Ouvrage sur La Première Guerre mondiale


Misères de l’héroïsme.
La Première Guerre mondiale dans la conscience intellectuelle, littéraire et artistique des cultures européennes
Date limite: 30 septembre 2011
Voici un appel à contribution qui peut intéresser les amateurs d’image satirique

Date limite : 30 septembre 2011

 

 

Misères de l’héroïsme.

La Première Guerre mondiale dans la conscience intellectuelle, littéraire et artistique des cultures européennes

Face à l’approche des célébrations du centenaire du début de la Première Guerre mondiale, il nous semble utile de rassembler avant cette année commémorative une synthèse transnationale des recherches sur la place exacte dans la conscience intellectuelle, littéraire et artistique européenne d’un évènement qui à juste titre a été qualifié de première rupture radicale des civilisations modernes et seuil vers une nouvelle culture et mentalité.

Sans négliger nécessairement les auteurs canonisés, nous voudrions privilégier dans notre volume collectif des oeuvres et des aspects jusqu’à aujourd’hui moins connus de cette guerre ; en outre, nous souhaiterions que les méthodes les plus récentes de la critique littéraire et des études culturelles puissent être appliquées dans les contributions à ce livre.

Au centre de nos intérêts de recherche se trouve la comparaison entre les discours de guerre en France et en Allemagne ; mais nous voudrions également prendre en considération la situation en Italie et en Espagne, pour conférer ainsi une perspective européenne à notre analyse. (La neutralité officielle de la Péninsule Ibérique n’a pas empêché que les intellectuels espagnols prennent position dans ce conflit.) Avec l’aide de spécialistes de la littérature anglaise, nous pourrions même inclure des articles sur l’impact culturel de cette guerre au Royaume-Uni.

Le cadre chronologique des sujets à traiter doit être envisagé selon nous d’une manière assez ample, en tenant compte aussi de témoignages intellectuels, littéraires et artistiques conçus avant ou après les actions militaires.
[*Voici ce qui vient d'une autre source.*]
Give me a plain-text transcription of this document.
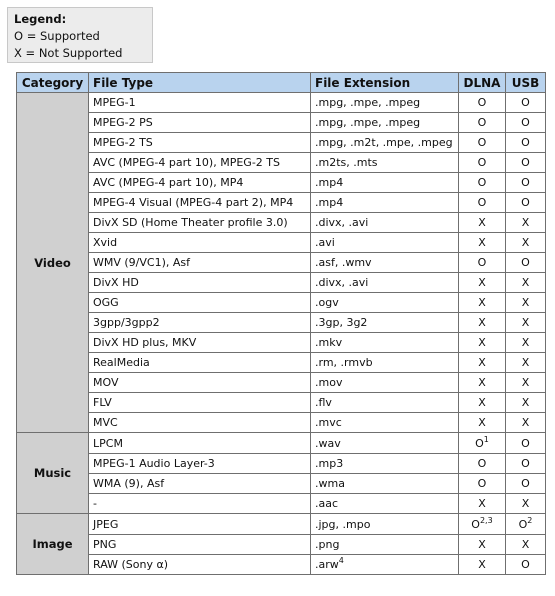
Legend:
O = Supported
X = Not Supported
Category	File Type	File Extension	DLNA	USB
Video	MPEG-1	.mpg, .mpe, .mpeg	O	O
	MPEG-2 PS	.mpg, .mpe, .mpeg	O	O
	MPEG-2 TS	.mpg, .m2t, .mpe, .mpeg	O	O
	AVC (MPEG-4 part 10), MPEG-2 TS	.m2ts, .mts	O	O
	AVC (MPEG-4 part 10), MP4	.mp4	O	O
	MPEG-4 Visual (MPEG-4 part 2), MP4	.mp4	O	O
	DivX SD (Home Theater profile 3.0)	.divx, .avi	X	X
	Xvid	.avi	X	X
	WMV (9/VC1), Asf	.asf, .wmv	O	O
	DivX HD	.divx, .avi	X	X
	OGG	.ogv	X	X
	3gpp/3gpp2	.3gp, 3g2	X	X
	DivX HD plus, MKV	.mkv	X	X
	RealMedia	.rm, .rmvb	X	X
	MOV	.mov	X	X
	FLV	.flv	X	X
	MVC	.mvc	X	X
Music	LPCM	.wav	$O^1$	O
	MPEG-1 Audio Layer-3	.mp3	O	O
	WMA (9), Asf	.wma	O	O
	-	.aac	X	X
Image	JPEG	.jpg, .mpo	O$^{2,3}$	$O^2$
	PNG	.png	X	X
	RAW (Sony α)	.arw$^4$	X	O
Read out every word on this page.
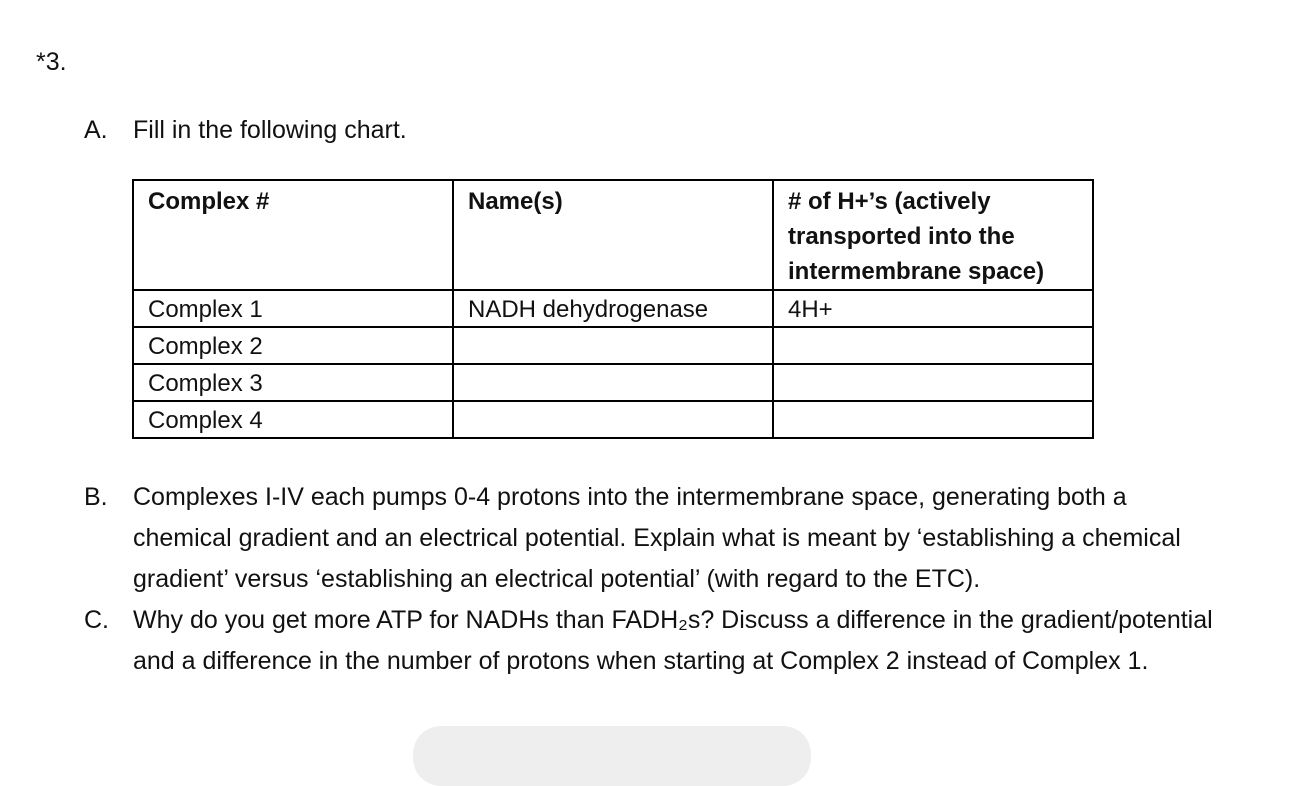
*3.
A. Fill in the following chart.
Complex #	Name(s)	# of H+’s (actively transported into the intermembrane space)
Complex 1	NADH dehydrogenase	4H+
Complex 2		
Complex 3		
Complex 4		
B. Complexes I-IV each pumps 0-4 protons into the intermembrane space, generating both a chemical gradient and an electrical potential. Explain what is meant by ‘establishing a chemical gradient’ versus ‘establishing an electrical potential’ (with regard to the ETC).
C. Why do you get more ATP for NADHs than FADH₂s? Discuss a difference in the gradient/potential and a difference in the number of protons when starting at Complex 2 instead of Complex 1.
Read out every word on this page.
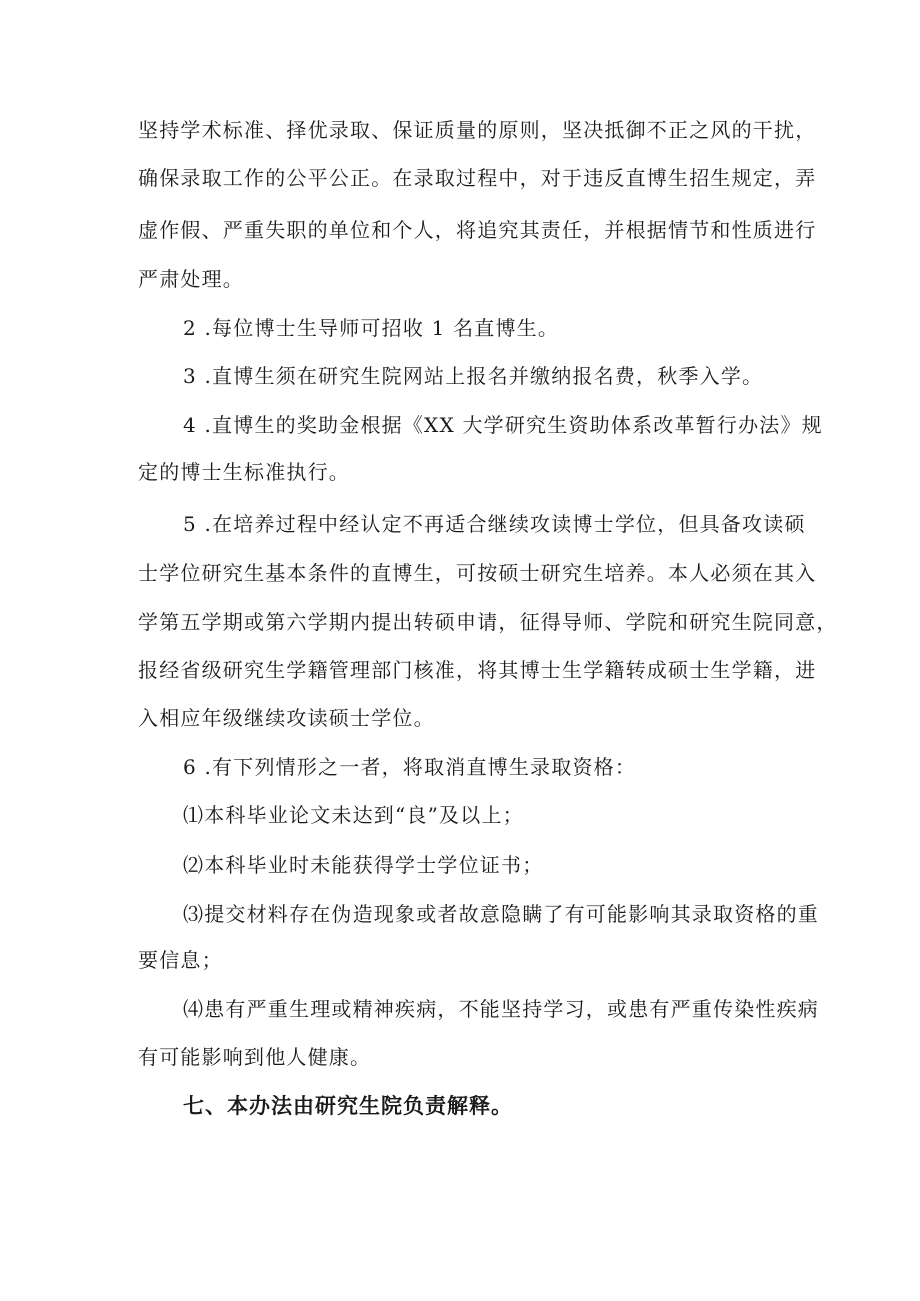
坚持学术标准、择优录取、保证质量的原则，坚决抵御不正之风的干扰，
确保录取工作的公平公正。在录取过程中，对于违反直博生招生规定，弄
虚作假、严重失职的单位和个人，将追究其责任，并根据情节和性质进行
严肃处理。
2 .每位博士生导师可招收 1 名直博生。
3 .直博生须在研究生院网站上报名并缴纳报名费，秋季入学。
4 .直博生的奖助金根据《XX 大学研究生资助体系改革暂行办法》规
定的博士生标准执行。
5 .在培养过程中经认定不再适合继续攻读博士学位，但具备攻读硕
士学位研究生基本条件的直博生，可按硕士研究生培养。本人必须在其入
学第五学期或第六学期内提出转硕申请，征得导师、学院和研究生院同意，
报经省级研究生学籍管理部门核准，将其博士生学籍转成硕士生学籍，进
入相应年级继续攻读硕士学位。
6 .有下列情形之一者，将取消直博生录取资格：
⑴本科毕业论文未达到“良”及以上；
⑵本科毕业时未能获得学士学位证书；
⑶提交材料存在伪造现象或者故意隐瞒了有可能影响其录取资格的重
要信息；
⑷患有严重生理或精神疾病，不能坚持学习，或患有严重传染性疾病
有可能影响到他人健康。
七、本办法由研究生院负责解释。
On peut rencontrer des manifestations soit de patriotisme belliciste soit de pacifisme dans toutes les nations concernées bien avant 1914, et les meilleures représentations littéraires et artistiques de cette guerre ont souvent vu le jour des années après 1918, la distance aidant à soigner les traumatismes et permettant de les sublimer par la mémoire. En ce qui concerne la littérature allemande, on pourrait citer ici Im Westen nichts Neues dʼErich Maria Remarque (1928) ; quant à la littérature française, on pourrait renvoyer au roman Voyage au bout de la nuit de Louis-Ferdinand Céline (1932).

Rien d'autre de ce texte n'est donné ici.